In the 1970s, one government thought that re-organisation recommendations by the management consultancy McKinsey would make things better. More recently, the introduction of “professional management” was going to improve it. Then targets were the answer. In fact, targets were part of the reason why Stafford treated its patients so badly. I remember speaking to a surgeon who was incandescent after a weekend in which he had been instructed to operate on people with minor problems. Others who had just broken their hips lay in great misery and discomfort and had to wait until Monday. Why? To meet targets.
Over the past year and a half, I have visited 11 countries, looking at their welfare states. I was trying to discover the best possible healthcare system.
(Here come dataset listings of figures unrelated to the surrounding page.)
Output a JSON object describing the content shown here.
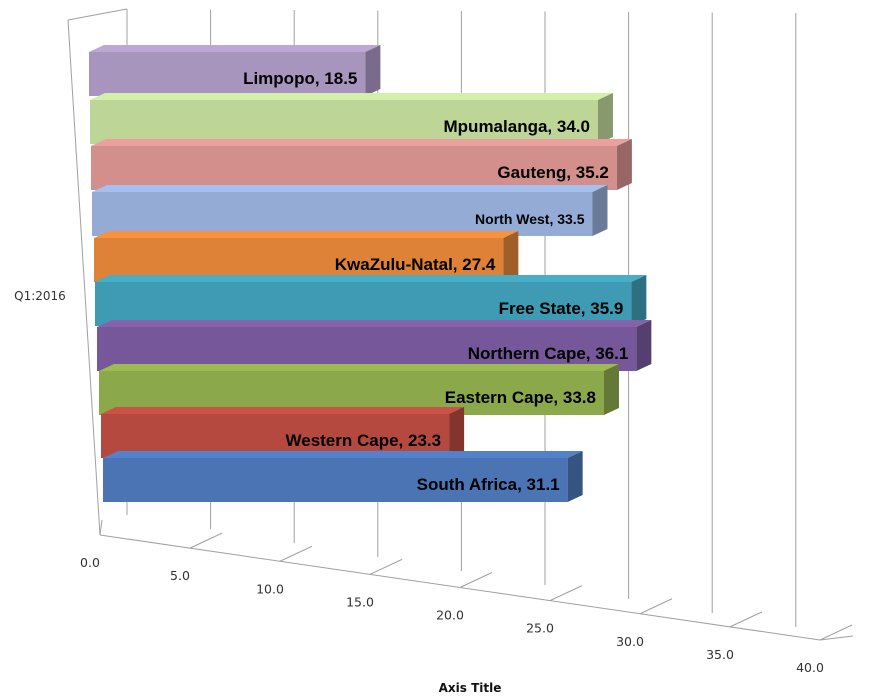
{
  "chart_data": {
    "type": "bar",
    "orientation": "horizontal",
    "style": "3d-clustered",
    "category": "Q1:2016",
    "xlabel": "Axis Title",
    "xlim": [
      0,
      40
    ],
    "x_ticks": [
      "0.0",
      "5.0",
      "10.0",
      "15.0",
      "20.0",
      "25.0",
      "30.0",
      "35.0",
      "40.0"
    ],
    "grid": true,
    "legend": "none",
    "series": [
      {
        "name": "South Africa",
        "value": 31.1,
        "label": "South Africa, 31.1",
        "color": "#4a74b4"
      },
      {
        "name": "Western Cape",
        "value": 23.3,
        "label": "Western Cape, 23.3",
        "color": "#b5493f"
      },
      {
        "name": "Eastern Cape",
        "value": 33.8,
        "label": "Eastern Cape, 33.8",
        "color": "#8ba84a"
      },
      {
        "name": "Northern Cape",
        "value": 36.1,
        "label": "Northern Cape, 36.1",
        "color": "#76589a"
      },
      {
        "name": "Free State",
        "value": 35.9,
        "label": "Free State, 35.9",
        "color": "#3f9bb3"
      },
      {
        "name": "KwaZulu-Natal",
        "value": 27.4,
        "label": "KwaZulu-Natal, 27.4",
        "color": "#de8237"
      },
      {
        "name": "North West",
        "value": 33.5,
        "label": "North West, 33.5",
        "color": "#93abd5"
      },
      {
        "name": "Gauteng",
        "value": 35.2,
        "label": "Gauteng, 35.2",
        "color": "#d38f8c"
      },
      {
        "name": "Mpumalanga",
        "value": 34.0,
        "label": "Mpumalanga, 34.0",
        "color": "#bdd597"
      },
      {
        "name": "Limpopo",
        "value": 18.5,
        "label": "Limpopo, 18.5",
        "color": "#a895be"
      }
    ]
  }
}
I would not claim to have found the perfect answer, but one thing is clear: the NHS is not it. In fact, the NHS has claims to being the worst healthcare system in the advanced world.
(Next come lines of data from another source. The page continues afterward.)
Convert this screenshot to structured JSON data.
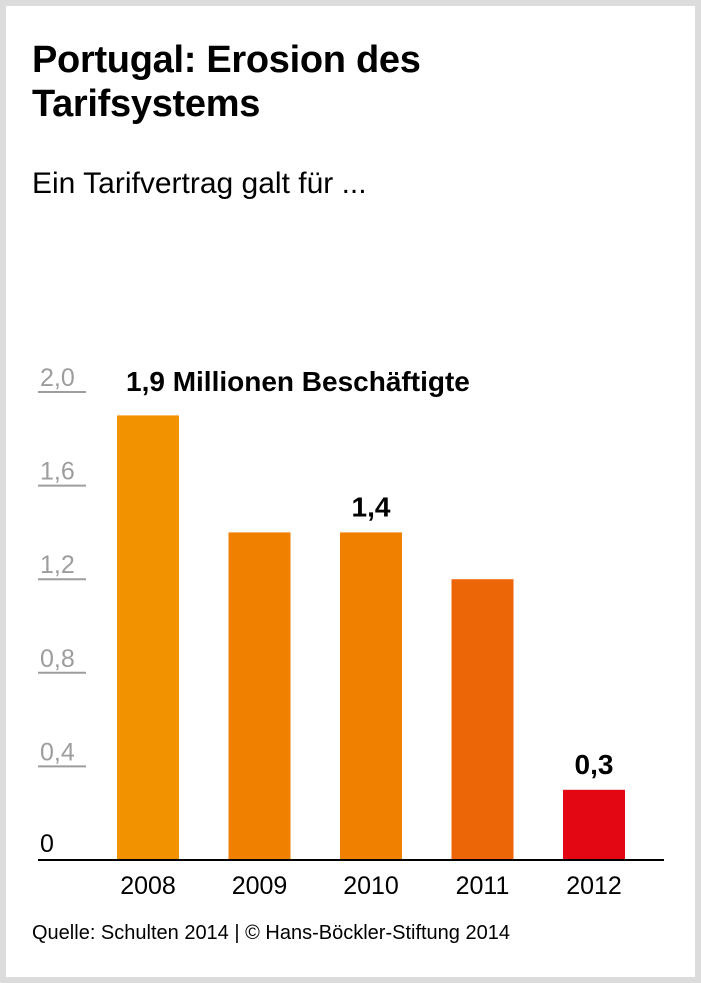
{
  "header": {
    "title_line1": "Portugal: Erosion des",
    "title_line2": "Tarifsystems",
    "subtitle": "Ein Tarifvertrag galt für ..."
  },
  "footer": {
    "source": "Quelle: Schulten 2014 | © Hans-Böckler-Stiftung 2014"
  },
  "chart_data": {
    "type": "bar",
    "title": "Portugal: Erosion des Tarifsystems",
    "subtitle": "Ein Tarifvertrag galt für ...",
    "xlabel": "",
    "ylabel": "Millionen Beschäftigte",
    "categories": [
      "2008",
      "2009",
      "2010",
      "2011",
      "2012"
    ],
    "values": [
      1.9,
      1.4,
      1.4,
      1.2,
      0.3
    ],
    "colors": [
      "#f39200",
      "#f08000",
      "#f08000",
      "#ec6608",
      "#e30613"
    ],
    "ylim": [
      0,
      2.0
    ],
    "yticks": [
      0,
      0.4,
      0.8,
      1.2,
      1.6,
      2.0
    ],
    "ytick_labels": [
      "0",
      "0,4",
      "0,8",
      "1,2",
      "1,6",
      "2,0"
    ],
    "data_labels": [
      {
        "index": 0,
        "text": "1,9 Millionen Beschäftigte"
      },
      {
        "index": 2,
        "text": "1,4"
      },
      {
        "index": 4,
        "text": "0,3"
      }
    ]
  }
}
If you look at most measures, the UK comes out badly. Breast cancer survival rates? One of the worst. Colorectal cancer survival rates? One of the worst again. Number of MRI scanners per capita? One of the lowest. Number of CT scanners? Same again. The OECD did a study to work out which of its member countries got the best healthcare in relation to the amount of money spent. The British NHS was one of the worst. It is not even good value.
There is no need to reform the NHS. It needs to be abolished. I mean no disrespect to the doctors, nurses and others in the NHS, who work in extremely difficult conditions. Their efforts are all the more admirable given that they persist in discouraging circumstances. I also don’t mean that nothing should replace the NHS. International evidence shows that there is an array of alternatives we could use instead. Britain could have a social insurance system – like most of western Europe – or a health savings system, or a combination of the two. In any case, there should be an element of competition.
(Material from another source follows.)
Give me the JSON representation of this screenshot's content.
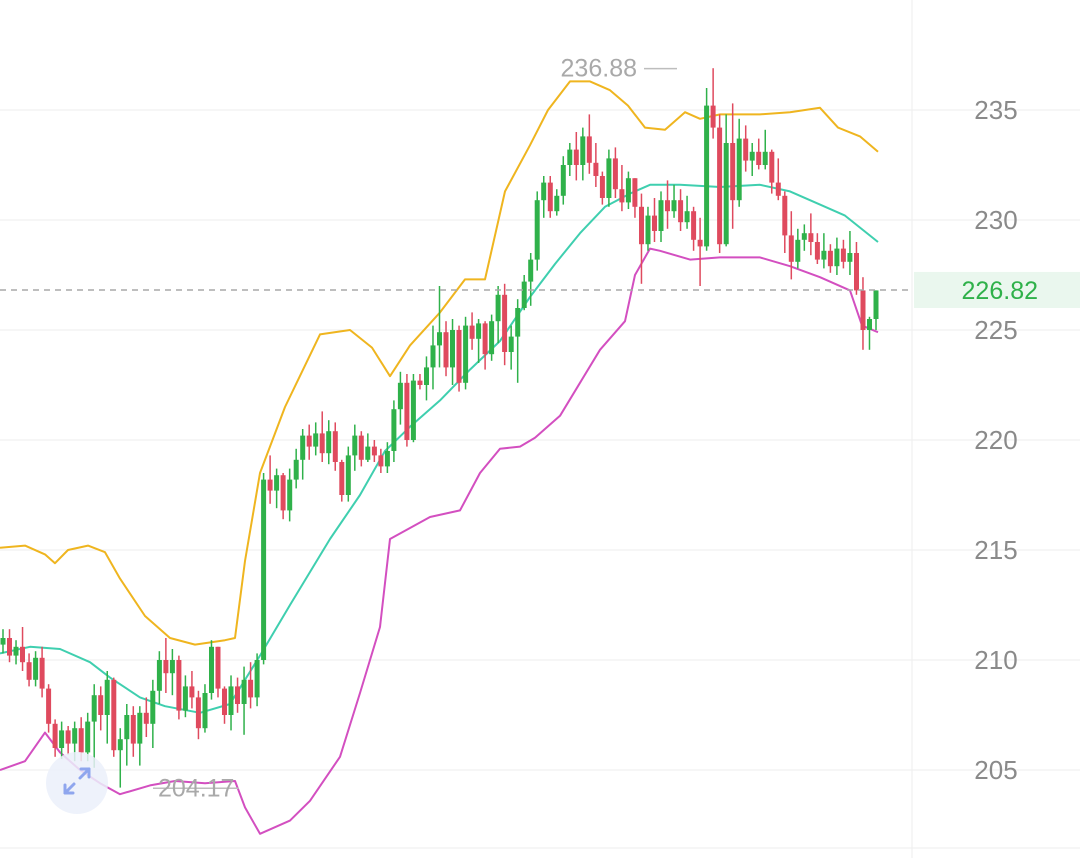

The essential flaw is the fact that the NHS is a monopoly. When providers know you might take your custom elsewhere, they shape up. That is what is lacking. Choice and competition exist in practically every other system in the advanced world. In the Netherlands and Switzerland you can choose your insurer. In France, you can choose your doctor and can go straight to a consultant without visiting a GP. In Singapore, everybody has a health savings account and can use the money in it to pay for their healthcare.
People will say that the British love the NHS. It even featured in the Olympics opening ceremony. In reality, this love is skin-deep. I once took part in a BBC Radio 4 programme in which I advocated the abolition of the NHS. When I told others I was doing this, they were surprised and some were shocked at first. But then they would pause and say something like, “Actually I remember when my father was in hospital. He was left alone for hours, disoriented and ignored.”
During the programme itself, I was challenged by experts in the studio and members of the public phoning in. Afterwards, the producer looked astonished as he told me that the calls and texts had broken clearly in favour of people agreeing with me.
The deaths at Stafford were not an aberration. They were the tip of an iceberg. Most NHS deaths, such as cancer treated too late or with out-of-date drugs or not at all, go unrecorded. How many people have to die unnecessarily before we accept that the NHS – a state monopoly – is inherently a bad system? For the sake of those we love and for ourselves, it must go.
James Bartholomew is author of The Welfare State We’re In, which is to be republished later this year.